20 April 2021
The Incoterms are a series of pre-formulated clauses that business parties can include in their contracts. They relate to the international trade in goods and regulate in particular the transfer of risk and costs in connection with the delivery of goods from the seller to the buyer.
Nowadays they are widely used in international trade transactions. The International Chamber of Commerce ( ICC ) published the first version of the Incoterms in 1936. Since then, they have been updated approximately every ten years. The Incoterms 2020 are the ninth version of the clauses that appeared on September 10, 2019 and came into force on January 1, 2020. Like the Incoterms 2010, the Incoterms 2020 comprise eleven rules. With the Incoterms 2020, however, the DAT clause will no longer apply and the new DPU clause will be introduced. The Incoterms 2020 are therefore the following:
-
EXW ( EX Works )
-
FCA ( Free CArrier)
-
FAS ( Free Alongside Ship )
-
FOB ( Free On Board )
-
CFR ( Cost and FReight )
-
CIF ( Cost Insurance Freight )
-
DAP ( Delivered At Place )
-
DPU ( Delivered at Place Unloaded )
-
CPT ( Carriage Paid To )
-
CIP ( Carriage Insurance Paid )
-
DDP ( Delivered Duty Paid )
The newly created DPU clause replaced the DAT ( Delivered At Terminal ) clause , with no significant differences between the two clauses. The seller, who bears all transport costs, is obliged to unload the goods at the destination. All costs incurred after unloading are to be borne by the buyer. The seller bears the risk until arrival at the terminal. A terminal is to be understood as any destination, which can be a port or airport, for example. The change in Incoterms 2020 is intended to make this clear. DPU is the only Incoterms rule that obliges the seller to unload the goods. If, on the other hand, the seller is unable to organize the unloading of the goods, he should instead arrange a delivery to DAP.

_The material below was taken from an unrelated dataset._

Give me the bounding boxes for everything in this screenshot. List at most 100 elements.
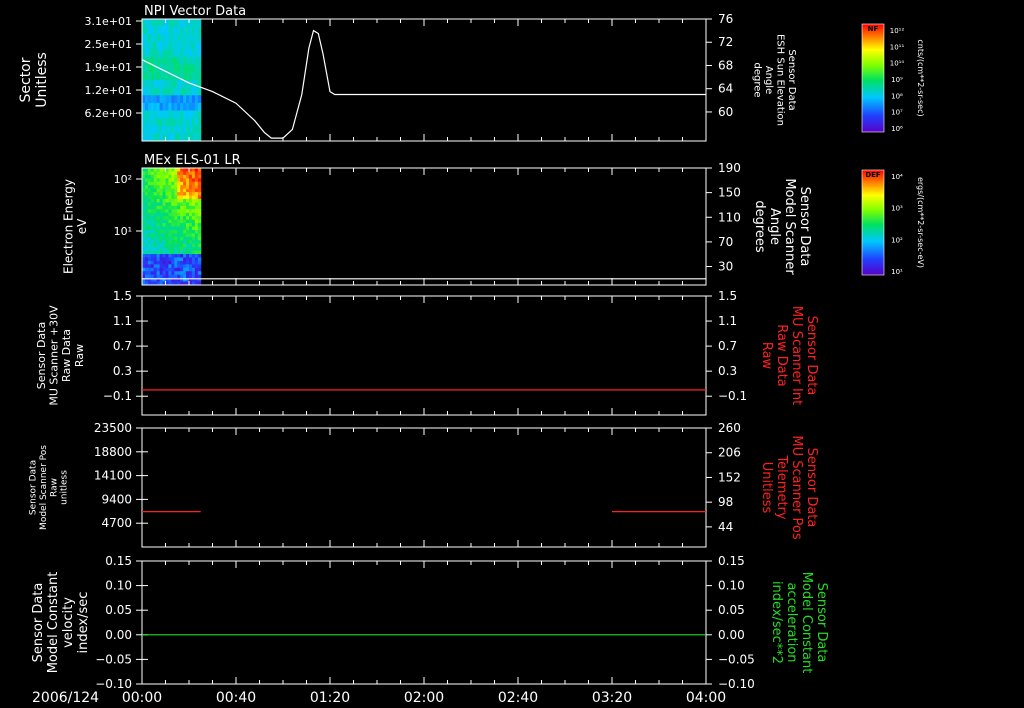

Both the CIF and the CIP clause relate to the insurance coverage of the goods. Under CIP, the seller delivers to the carrier, but pays for the transport and insurance to the named destination. The CIF clause does the same, but can only be used for sea transport where the destination is always a port and the delivery is on a ship. Under the Incoterms 2010, the seller was obliged to take out basic insurance that included ICC-C ( Institute Cargo Clauses) and included minimum insurance protection against explicitly mentioned damaging events. However, this insurance turned out to be unsuitable for finished goods. The CIP clause is often used for such goods. For this reason, the insurance requirements under the CIP clause according to Incoterms 2020 have been increased. ICC-A ( Institute Cargo Clauses ) insurance cover , which covers all risks, is now required . The insurance requirements under the CIF remain unchanged.

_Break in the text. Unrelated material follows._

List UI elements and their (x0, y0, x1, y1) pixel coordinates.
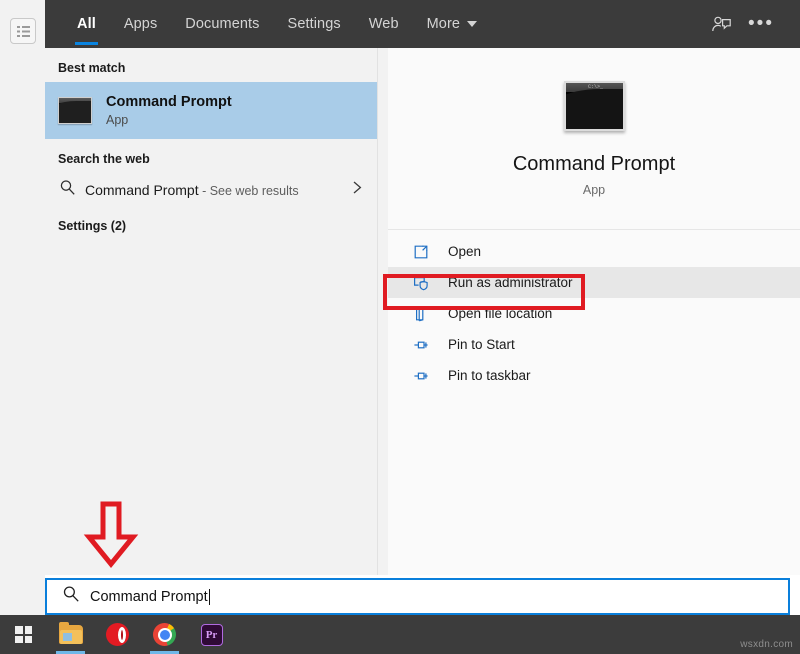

The FCA clause was changed in Incoterms 2020 to include an additional option. The parties can now agree that the buyer can instruct the carrier to issue an on-board bill of lading for the seller. The background to the change were complaints about the use of the FOB clause, which is often used for container shipments. The seller typically has no control over the container after it has arrived in port. Nevertheless, he still bears the risk for the container until it is loaded onto the ship. To avoid the problem, it is recommended that delivery be agreed under FCA. In contrast to a delivery according to the FOB clause, however, it has been difficult for a buyer to get an on-board bill of lading under FCA, which is typically required to receive a letter of credit and thus secure the payment. However, such a possibility exists under the new FCA clause. It is already warned that this is not a final, but only an interim solution, as long as the submission of an on-board bill of lading is required for a letter of credit.

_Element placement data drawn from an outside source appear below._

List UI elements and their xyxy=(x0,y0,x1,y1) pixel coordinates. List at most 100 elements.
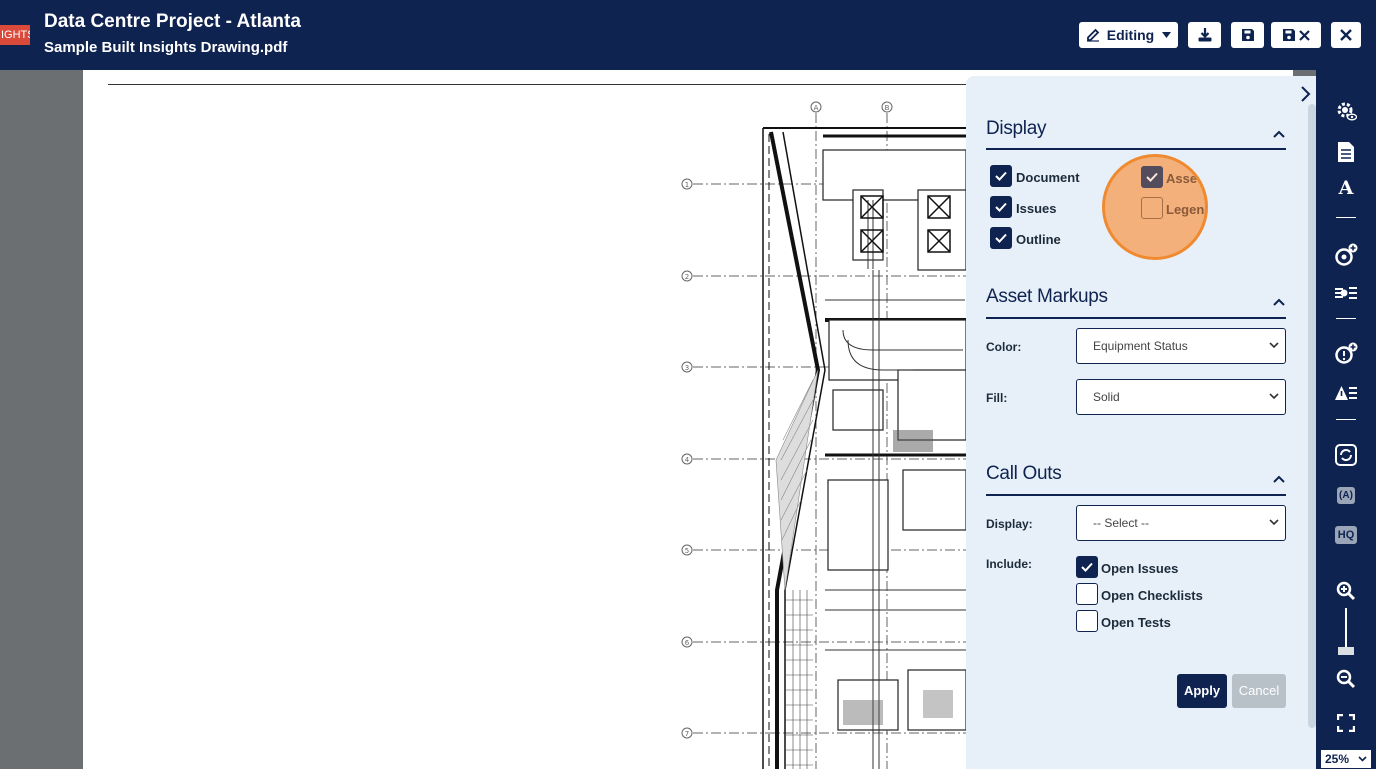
outline-checkbox[interactable] xyxy=(990,227,1012,249)
zoom-slider-track[interactable] xyxy=(1345,608,1347,650)
checkmark-icon xyxy=(995,233,1007,243)
grid-label-7: 7 xyxy=(685,730,689,738)
document-icon xyxy=(1338,142,1354,162)
add-issue-button[interactable] xyxy=(1334,342,1358,366)
display-settings-panel: Display Document Issues Outline Assets L… xyxy=(966,76,1316,769)
zoom-in-button[interactable] xyxy=(1334,579,1358,603)
click-highlight: Assets Legend xyxy=(1102,154,1208,260)
call-outs-section-divider xyxy=(986,494,1286,496)
zoom-slider-thumb[interactable] xyxy=(1338,647,1354,655)
close-icon xyxy=(1340,29,1352,41)
expand-icon xyxy=(1337,714,1355,732)
text-icon: A xyxy=(1338,177,1354,199)
fit-to-screen-button[interactable] xyxy=(1334,711,1358,735)
asset-markups-section-title: Asset Markups xyxy=(986,286,1108,307)
save-icon xyxy=(1241,28,1255,42)
grid-label-a: A xyxy=(814,104,819,112)
document-properties-button[interactable] xyxy=(1334,140,1358,164)
brand-tag[interactable]: IGHTS xyxy=(0,25,30,45)
chevron-down-icon xyxy=(1358,756,1367,762)
chevron-up-icon xyxy=(1273,293,1285,310)
include-field-label: Include: xyxy=(986,557,1033,571)
open-tests-checkbox[interactable] xyxy=(1076,610,1098,632)
save-and-close-button[interactable] xyxy=(1271,22,1321,48)
open-issues-label: Open Issues xyxy=(1101,561,1179,576)
sync-icon xyxy=(1335,444,1357,466)
zoom-in-icon xyxy=(1336,581,1356,601)
grid-label-3: 3 xyxy=(685,364,689,372)
panel-scrollbar[interactable] xyxy=(1308,104,1316,728)
call-outs-section-toggle[interactable] xyxy=(1273,470,1285,488)
grid-label-4: 4 xyxy=(685,456,690,464)
ai-icon: (A) xyxy=(1337,486,1355,504)
issue-list-icon xyxy=(1335,386,1357,400)
issues-checkbox-label: Issues xyxy=(1016,201,1057,216)
ai-button[interactable]: (A) xyxy=(1333,483,1359,507)
document-checkbox[interactable] xyxy=(990,165,1012,187)
asset-list-button[interactable] xyxy=(1334,281,1358,305)
chevron-down-icon xyxy=(1162,32,1172,38)
add-asset-icon xyxy=(1335,243,1358,266)
checkmark-icon xyxy=(995,171,1007,181)
view-settings-button[interactable] xyxy=(1334,99,1358,123)
panel-collapse-button[interactable] xyxy=(1300,86,1311,107)
asset-list-icon xyxy=(1335,287,1357,299)
zoom-level-select[interactable]: 25% xyxy=(1320,749,1372,769)
open-tests-label: Open Tests xyxy=(1101,615,1171,630)
hq-button[interactable]: HQ xyxy=(1333,523,1359,547)
app-header: IGHTS Data Centre Project - Atlanta Samp… xyxy=(0,0,1376,70)
chevron-up-icon xyxy=(1273,470,1285,487)
zoom-out-icon xyxy=(1336,669,1356,689)
color-select-value: Equipment Status xyxy=(1093,339,1188,353)
hq-icon: HQ xyxy=(1334,526,1358,544)
assets-checkbox-label: Assets xyxy=(1166,171,1208,186)
chevron-down-icon xyxy=(1269,342,1279,349)
grid-label-2: 2 xyxy=(685,273,689,281)
grid-label-b: B xyxy=(885,104,890,112)
download-button[interactable] xyxy=(1188,22,1221,48)
fill-select[interactable]: Solid xyxy=(1076,379,1286,415)
zoom-out-button[interactable] xyxy=(1334,667,1358,691)
grid-label-6: 6 xyxy=(685,639,690,647)
asset-markups-section-toggle[interactable] xyxy=(1273,293,1285,311)
color-field-label: Color: xyxy=(986,340,1022,354)
gear-eye-icon xyxy=(1337,102,1357,121)
open-issues-checkbox[interactable] xyxy=(1076,556,1098,578)
checkmark-icon xyxy=(1081,562,1093,572)
chevron-down-icon xyxy=(1269,393,1279,400)
checkmark-icon xyxy=(1146,172,1158,182)
outline-checkbox-label: Outline xyxy=(1016,232,1061,247)
chevron-up-icon xyxy=(1273,125,1285,142)
callout-display-select[interactable]: -- Select -- xyxy=(1076,505,1286,541)
save-button[interactable] xyxy=(1231,22,1264,48)
cancel-button[interactable]: Cancel xyxy=(1232,674,1286,708)
edit-icon xyxy=(1086,28,1100,42)
chevron-down-icon xyxy=(1269,519,1279,526)
assets-checkbox[interactable] xyxy=(1141,166,1163,188)
display-section-toggle[interactable] xyxy=(1273,125,1285,143)
issues-checkbox[interactable] xyxy=(990,196,1012,218)
toolbar-separator xyxy=(1336,419,1356,420)
document-name: Sample Built Insights Drawing.pdf xyxy=(44,39,288,56)
color-select[interactable]: Equipment Status xyxy=(1076,328,1286,364)
issue-list-button[interactable] xyxy=(1334,381,1358,405)
fill-select-value: Solid xyxy=(1093,390,1120,404)
text-tool-button[interactable]: A xyxy=(1334,176,1358,200)
chevron-right-icon xyxy=(1300,86,1311,106)
legend-checkbox[interactable] xyxy=(1141,197,1163,219)
add-asset-button[interactable] xyxy=(1334,243,1358,267)
display-field-label: Display: xyxy=(986,517,1033,531)
display-section-divider xyxy=(986,148,1286,150)
callout-display-value: -- Select -- xyxy=(1093,516,1150,530)
asset-markups-section-divider xyxy=(986,317,1286,319)
sync-button[interactable] xyxy=(1334,443,1358,467)
right-toolbar: A (A) HQ 25% xyxy=(1316,70,1376,769)
editing-mode-button[interactable]: Editing xyxy=(1079,22,1178,48)
toolbar-separator xyxy=(1336,318,1356,319)
grid-label-5: 5 xyxy=(685,547,689,555)
toolbar-separator xyxy=(1336,217,1356,218)
project-title: Data Centre Project - Atlanta xyxy=(44,11,301,32)
close-button[interactable] xyxy=(1331,22,1361,48)
open-checklists-checkbox[interactable] xyxy=(1076,583,1098,605)
apply-button[interactable]: Apply xyxy=(1177,674,1227,708)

The cost presentation is clearer in the Incoterms 2020. All costs related to certain Incoterms clauses can be found in Article A9 / B9. This helps to clarify the distribution of costs between buyer and seller.
Incoterms 2020 no longer assume that a third party, a freight forwarder, will transport the goods between the seller and buyer. In the Incoterms 2020, however, it is taken into account that the seller and / or the buyer can carry out the transport with their own means of transport. This change can be seen in the clauses FCA, DAP, DPU and DDP.
In the Incoterms 2020, the presentation of the obligations and costs in relation to the requirements for transport safety is also clearer. The related obligations are specifically provided for in Articles A4 and A7, while the relevant costs are regulated in general cost articles A9 / B9.
The eleven Incoterms 2020 clauses are divided into two groups. The type of delivery is decisive for the division. The larger group contains seven clauses that can be used regardless of the mode of transport. These are the following: EXW, FCA, DAP, DPU, CPT, CIP, DDP. However, the four clauses of the second group can only regulate transport in inland and sea transport and may not be used for transport by road, air or rail. These are: FAS, FOB, CFR, CIF.
Even after the Incoterms 2020 come into force, the parties can still agree to apply the previous Incoterms 2010. However, such an agreement must be clear so that it is clear to all parties which terms and conditions apply.